I agreed to this fake engagement thinking it was a corporate contract. A transaction. I provide legal access; he provides financial freedom. A simple exchange of services.

But as the plates are cleared and the men stand to move to the war room, Enzo's hand slides from my waist to the small of my back. He guides me out of the kitchen, his body acting as a permanent shield between me and the rest of the world.

He walks me to the base of the stairs. The shadows of the foyer wrap around us.

"I need to finalize the strike plan with Dominic," Enzo says, his voice low. He turns to face me. He fills the space in front of me without trying. "Go upstairs. Review the Jeff files on the desk. Do not leave the room."

I lift my chin, fighting the overwhelming gravity of his presence. "I’m not a prisoner, Enzo."

He reaches out. His hand spreads flat over my breastbone.

The touch is light. It isn't a threat. It is a claim. The warmth of his palm presses directly over my hammering heart.

"You are my fiancée," he murmurs, leaning down.

His thumb slides up the side of my throat.

Lifts my chin. His mouth hovers a breath away from mine.

I stop breathing.
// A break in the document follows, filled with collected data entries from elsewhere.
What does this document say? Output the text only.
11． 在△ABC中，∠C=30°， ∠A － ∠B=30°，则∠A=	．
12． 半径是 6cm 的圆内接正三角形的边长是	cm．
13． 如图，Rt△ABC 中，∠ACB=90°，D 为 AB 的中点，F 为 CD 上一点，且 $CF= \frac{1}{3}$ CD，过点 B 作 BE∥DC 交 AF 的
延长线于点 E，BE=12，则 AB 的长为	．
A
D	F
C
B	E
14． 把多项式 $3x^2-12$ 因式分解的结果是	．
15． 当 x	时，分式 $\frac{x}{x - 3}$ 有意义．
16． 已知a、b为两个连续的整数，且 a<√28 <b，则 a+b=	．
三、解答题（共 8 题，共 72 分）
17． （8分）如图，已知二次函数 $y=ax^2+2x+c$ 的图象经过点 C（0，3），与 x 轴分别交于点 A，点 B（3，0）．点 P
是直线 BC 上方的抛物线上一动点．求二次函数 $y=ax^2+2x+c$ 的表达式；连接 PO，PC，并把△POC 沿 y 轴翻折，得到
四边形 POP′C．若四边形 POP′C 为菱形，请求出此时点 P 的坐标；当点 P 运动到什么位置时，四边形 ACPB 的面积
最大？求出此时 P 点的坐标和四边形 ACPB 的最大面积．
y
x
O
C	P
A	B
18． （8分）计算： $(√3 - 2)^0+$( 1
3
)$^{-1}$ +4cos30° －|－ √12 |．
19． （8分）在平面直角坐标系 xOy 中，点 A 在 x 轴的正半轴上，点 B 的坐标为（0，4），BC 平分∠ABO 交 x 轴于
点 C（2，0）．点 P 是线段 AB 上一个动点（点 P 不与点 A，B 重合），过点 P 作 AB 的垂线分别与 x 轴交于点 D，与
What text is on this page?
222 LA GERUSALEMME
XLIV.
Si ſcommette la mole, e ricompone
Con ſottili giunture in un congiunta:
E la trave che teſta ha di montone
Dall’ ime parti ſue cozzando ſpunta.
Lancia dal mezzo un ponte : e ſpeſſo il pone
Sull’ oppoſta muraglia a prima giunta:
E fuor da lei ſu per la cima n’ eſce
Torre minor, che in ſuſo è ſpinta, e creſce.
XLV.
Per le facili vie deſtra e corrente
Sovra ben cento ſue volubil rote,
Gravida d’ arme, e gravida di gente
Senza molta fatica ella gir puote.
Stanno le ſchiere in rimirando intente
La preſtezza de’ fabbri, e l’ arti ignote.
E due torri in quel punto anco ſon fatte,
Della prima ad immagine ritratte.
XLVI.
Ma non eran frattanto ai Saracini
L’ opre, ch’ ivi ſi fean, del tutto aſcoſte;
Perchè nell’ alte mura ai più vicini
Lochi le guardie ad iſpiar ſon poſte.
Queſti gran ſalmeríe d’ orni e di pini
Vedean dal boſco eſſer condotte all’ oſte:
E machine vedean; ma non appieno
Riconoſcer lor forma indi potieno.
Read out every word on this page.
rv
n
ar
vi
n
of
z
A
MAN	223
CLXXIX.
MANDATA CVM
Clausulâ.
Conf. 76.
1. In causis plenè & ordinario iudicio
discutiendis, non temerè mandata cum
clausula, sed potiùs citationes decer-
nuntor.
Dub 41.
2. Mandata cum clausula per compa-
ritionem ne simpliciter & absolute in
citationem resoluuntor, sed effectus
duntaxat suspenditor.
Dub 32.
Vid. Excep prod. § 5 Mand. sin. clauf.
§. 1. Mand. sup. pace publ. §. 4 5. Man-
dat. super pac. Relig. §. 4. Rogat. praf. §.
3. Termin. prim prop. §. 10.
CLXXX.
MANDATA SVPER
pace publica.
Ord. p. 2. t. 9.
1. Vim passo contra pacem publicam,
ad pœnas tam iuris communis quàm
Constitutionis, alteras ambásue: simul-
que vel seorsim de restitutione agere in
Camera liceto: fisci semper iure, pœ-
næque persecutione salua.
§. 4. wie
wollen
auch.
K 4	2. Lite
He is going to kiss me.

The mafia fixer who calculates every angle is going to kiss me in his own foyer, and we both know there is no operational reason for it.

He doesn't.

His mouth stops a half-inch from mine and holds there. I can taste his whiskey on my lower lip. His dark eyes burn into mine, calculation and want at war behind them. The fixer wins. Barely.

"The Bellantis have eyes everywhere," he says against my mouth. "The moment you put that ring on, you became the most valuable target in Chicago. I will not lose you to a sniper's bullet because you wanted to take a walk."

He straightens. He does not step back; he never gives up the closeness, but the kiss does not land. His eyes burn into mine. The truth slams into me with the force of a freight train.

He isn't faking this. The protective grip. The lethal stillness when another man looks at me. He meant every word he said in the SUV.

I am his.

"Review the files," he repeats softly. His thumb strokes my jaw once, sending a final spike of heat low and deep through me. Then he turns and walks down the hall toward the basement war room, disappearing into the shadows.

I stand at the base of the stairs, my hand gripping the wooden banister. My knees tremble. The massive diamond on my left hand catches the dim light of the chandelier.

I came here to ruin his perfect calculations. I came here to prove I couldn't be managed.

Instead, Enzo Costa hasn't miscalculated a single thing. He didn't recruit a lawyer. He caught a wife.

And heaven help me, I am going to have to fight for my life to stop myself from falling for the man who holds the cage.

I turn and run up the stairs, fleeing to the only sanctuary left in this fortress—the bedroom that smells exactly like him. The files wait on the desk. The operation begins. The game is on.